Lorsque Ewen et M. de Montal entrèrent dans le salon destiné aux convives du marquis, ce dernier n’était pas encore arrivé. Le capitaine Des Roches causait avec M. Labirinte, son rival, comme avait dit M. de Beauregard. M. Labirinte, le poëte député, était un jeune doctrinaire frais, blond, d’une jolie figure, et qui rougissait comme une jeune fille au moindre propos léger ; son excessive timidité l’empêchait d’aborder la tribune ; mais, la plume à la main et dans le mystère du cabinet, il disait aigrement et doctoralement son fait à l’opposition, par l’organe de M. Roupi-Gobillon, son ami le ministre, dont il élaborait, assurait-on, les discours. Parmi les convives présents, il y avait encore le major Brown, officier hanovrien renommé par l’excentricité de ses paris, qu’il gagnait presque toujours ; car il mettait pour enjeu une intrépidité fabuleuse. En Angleterre, on ne parlait de lui qu’avec vénération depuis ce trait presque incroyable : le major se trouvait à bord du yacht de plaisance de lord Fitz-Hérald, en pleine mer ; la houle était forte ; le vent emporte la casquette du major. — Votre casquette est perdue, dit le lord en la montrant déjà loin dans le sillage du navire. — Cent louis que non, dit le major. — Cent louis que si, dit le lord.
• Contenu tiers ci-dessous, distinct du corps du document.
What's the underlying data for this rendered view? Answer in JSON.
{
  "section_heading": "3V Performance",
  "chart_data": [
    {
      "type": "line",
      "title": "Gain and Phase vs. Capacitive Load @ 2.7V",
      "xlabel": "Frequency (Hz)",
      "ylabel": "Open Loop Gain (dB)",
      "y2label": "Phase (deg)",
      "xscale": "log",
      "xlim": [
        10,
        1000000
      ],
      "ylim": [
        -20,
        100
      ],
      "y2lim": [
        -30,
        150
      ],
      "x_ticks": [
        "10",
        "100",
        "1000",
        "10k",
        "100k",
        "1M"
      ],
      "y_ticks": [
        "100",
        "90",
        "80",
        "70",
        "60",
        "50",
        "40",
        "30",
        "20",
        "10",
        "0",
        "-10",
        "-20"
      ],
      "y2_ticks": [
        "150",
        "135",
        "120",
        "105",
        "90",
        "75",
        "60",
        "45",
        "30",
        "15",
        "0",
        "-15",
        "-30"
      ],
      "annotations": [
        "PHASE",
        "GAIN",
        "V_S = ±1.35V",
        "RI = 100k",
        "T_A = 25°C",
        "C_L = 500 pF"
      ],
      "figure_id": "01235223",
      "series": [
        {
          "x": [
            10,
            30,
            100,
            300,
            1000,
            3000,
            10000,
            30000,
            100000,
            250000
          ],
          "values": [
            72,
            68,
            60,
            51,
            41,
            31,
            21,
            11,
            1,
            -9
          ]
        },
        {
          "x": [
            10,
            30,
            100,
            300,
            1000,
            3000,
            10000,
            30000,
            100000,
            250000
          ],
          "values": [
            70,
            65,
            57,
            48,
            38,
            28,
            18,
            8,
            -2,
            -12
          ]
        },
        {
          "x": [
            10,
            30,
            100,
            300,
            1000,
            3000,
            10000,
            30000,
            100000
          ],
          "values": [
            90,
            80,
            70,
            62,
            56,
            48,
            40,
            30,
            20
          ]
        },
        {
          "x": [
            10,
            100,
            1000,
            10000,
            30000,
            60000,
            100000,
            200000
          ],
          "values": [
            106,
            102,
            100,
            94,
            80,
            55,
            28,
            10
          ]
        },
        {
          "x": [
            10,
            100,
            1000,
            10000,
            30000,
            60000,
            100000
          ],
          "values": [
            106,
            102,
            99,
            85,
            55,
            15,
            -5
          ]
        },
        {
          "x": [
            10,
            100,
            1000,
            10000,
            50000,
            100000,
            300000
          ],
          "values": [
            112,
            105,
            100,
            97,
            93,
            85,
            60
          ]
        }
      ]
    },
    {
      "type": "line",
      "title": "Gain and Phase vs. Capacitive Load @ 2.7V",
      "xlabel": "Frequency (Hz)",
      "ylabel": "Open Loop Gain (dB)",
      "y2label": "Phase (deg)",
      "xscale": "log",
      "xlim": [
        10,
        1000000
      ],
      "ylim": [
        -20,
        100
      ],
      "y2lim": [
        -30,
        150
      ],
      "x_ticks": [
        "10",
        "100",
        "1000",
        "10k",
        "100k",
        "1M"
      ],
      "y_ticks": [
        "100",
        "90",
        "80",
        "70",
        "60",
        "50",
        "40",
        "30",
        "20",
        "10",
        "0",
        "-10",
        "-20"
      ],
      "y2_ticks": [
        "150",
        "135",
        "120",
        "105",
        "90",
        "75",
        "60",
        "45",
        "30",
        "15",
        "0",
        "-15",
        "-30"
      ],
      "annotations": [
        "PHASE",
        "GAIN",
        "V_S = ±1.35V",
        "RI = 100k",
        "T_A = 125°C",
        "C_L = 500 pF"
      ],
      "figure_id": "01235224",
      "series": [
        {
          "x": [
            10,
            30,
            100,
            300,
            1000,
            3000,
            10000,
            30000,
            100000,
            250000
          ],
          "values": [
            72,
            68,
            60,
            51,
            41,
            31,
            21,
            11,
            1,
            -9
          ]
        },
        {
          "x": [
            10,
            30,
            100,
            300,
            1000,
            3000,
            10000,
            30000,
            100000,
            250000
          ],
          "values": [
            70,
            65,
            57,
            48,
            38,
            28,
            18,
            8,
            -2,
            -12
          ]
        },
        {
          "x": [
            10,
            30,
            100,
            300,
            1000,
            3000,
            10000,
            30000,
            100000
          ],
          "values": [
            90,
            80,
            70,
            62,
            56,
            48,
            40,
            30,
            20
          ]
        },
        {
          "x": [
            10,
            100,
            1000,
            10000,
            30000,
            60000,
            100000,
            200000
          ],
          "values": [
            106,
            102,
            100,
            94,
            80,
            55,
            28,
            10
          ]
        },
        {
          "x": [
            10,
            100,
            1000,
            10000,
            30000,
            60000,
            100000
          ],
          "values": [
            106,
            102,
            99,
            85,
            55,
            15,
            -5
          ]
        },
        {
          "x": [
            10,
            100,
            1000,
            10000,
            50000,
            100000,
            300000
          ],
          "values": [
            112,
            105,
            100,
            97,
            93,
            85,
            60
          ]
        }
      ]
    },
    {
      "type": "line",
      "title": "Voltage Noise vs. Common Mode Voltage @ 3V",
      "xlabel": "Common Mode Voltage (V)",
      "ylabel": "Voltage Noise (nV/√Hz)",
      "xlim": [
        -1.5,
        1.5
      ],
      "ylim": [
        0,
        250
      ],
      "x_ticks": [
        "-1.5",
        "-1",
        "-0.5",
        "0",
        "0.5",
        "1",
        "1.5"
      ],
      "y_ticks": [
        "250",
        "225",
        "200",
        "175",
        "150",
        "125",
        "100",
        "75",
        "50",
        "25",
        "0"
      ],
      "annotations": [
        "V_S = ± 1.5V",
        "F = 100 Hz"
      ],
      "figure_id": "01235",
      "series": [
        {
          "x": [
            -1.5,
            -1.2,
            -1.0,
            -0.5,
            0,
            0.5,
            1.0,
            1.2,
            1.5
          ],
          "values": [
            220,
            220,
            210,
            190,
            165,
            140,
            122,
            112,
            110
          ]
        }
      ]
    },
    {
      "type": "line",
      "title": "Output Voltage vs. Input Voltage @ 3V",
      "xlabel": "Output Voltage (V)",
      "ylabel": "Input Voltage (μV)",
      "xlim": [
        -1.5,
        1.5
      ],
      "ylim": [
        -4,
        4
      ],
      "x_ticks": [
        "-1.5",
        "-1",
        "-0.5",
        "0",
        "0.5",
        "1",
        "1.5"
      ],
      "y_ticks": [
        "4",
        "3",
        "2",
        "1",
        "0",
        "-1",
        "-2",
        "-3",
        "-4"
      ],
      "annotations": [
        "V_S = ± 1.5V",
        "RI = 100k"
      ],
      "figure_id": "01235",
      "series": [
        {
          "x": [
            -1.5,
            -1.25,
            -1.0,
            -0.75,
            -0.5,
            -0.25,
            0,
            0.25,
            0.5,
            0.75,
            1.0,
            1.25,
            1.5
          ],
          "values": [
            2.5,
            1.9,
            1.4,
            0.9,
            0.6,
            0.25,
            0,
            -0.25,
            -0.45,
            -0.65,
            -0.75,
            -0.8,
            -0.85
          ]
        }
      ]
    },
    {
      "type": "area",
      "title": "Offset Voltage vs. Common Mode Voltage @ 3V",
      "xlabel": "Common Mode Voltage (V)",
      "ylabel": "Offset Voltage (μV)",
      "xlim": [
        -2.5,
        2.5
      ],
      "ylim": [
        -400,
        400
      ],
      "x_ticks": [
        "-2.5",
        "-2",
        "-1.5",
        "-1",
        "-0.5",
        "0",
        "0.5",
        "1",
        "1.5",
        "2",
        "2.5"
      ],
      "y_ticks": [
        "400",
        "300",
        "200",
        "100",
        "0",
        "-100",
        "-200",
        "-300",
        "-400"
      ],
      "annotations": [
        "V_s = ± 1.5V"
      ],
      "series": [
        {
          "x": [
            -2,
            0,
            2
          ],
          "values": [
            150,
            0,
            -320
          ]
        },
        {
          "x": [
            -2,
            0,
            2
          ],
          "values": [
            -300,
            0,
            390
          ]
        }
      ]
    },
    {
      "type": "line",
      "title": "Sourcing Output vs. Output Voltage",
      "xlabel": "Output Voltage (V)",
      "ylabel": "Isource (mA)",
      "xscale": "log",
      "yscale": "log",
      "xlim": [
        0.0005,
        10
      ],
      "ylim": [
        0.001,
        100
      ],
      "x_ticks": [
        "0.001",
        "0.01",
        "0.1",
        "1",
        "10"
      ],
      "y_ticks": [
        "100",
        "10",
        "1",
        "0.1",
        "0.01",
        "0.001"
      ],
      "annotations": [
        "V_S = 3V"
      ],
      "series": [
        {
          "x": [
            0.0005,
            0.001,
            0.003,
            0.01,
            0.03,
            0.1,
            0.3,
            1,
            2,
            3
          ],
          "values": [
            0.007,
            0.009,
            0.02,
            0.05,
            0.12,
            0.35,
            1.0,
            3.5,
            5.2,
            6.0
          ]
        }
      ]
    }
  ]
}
D’un bond le major saute à la mer ; il nageait comme un dauphin, mais il était habillé et il avait à lutter contre des lames d’une hauteur énorme. Il courut le plus grand danger pour parvenir à rattraper sa casquette, dont il se coiffa bravement. Le lord, stupéfait de cette folle hardiesse, avait aussitôt fait mettre le yacht en panne et descendre une yole à la mer ; cette manœuvre, exécutée aussi rapidement que possible, avait demandé beaucoup de temps ; lorsqu’à force de rames l’embarcation arriva auprès du major, ses forces étaient presque épuisées, et, heureusement, il put être hissé à bord.

Une foule de traits de ce genre avaient souvent mérité au major le titre de lion dans la véritable acception de ce mot. C’était un homme jeune encore, d’une physionomie énergique, d’une taille svelte et agile. Bientôt après arrivèrent le prince Castelli et le duc de Serda.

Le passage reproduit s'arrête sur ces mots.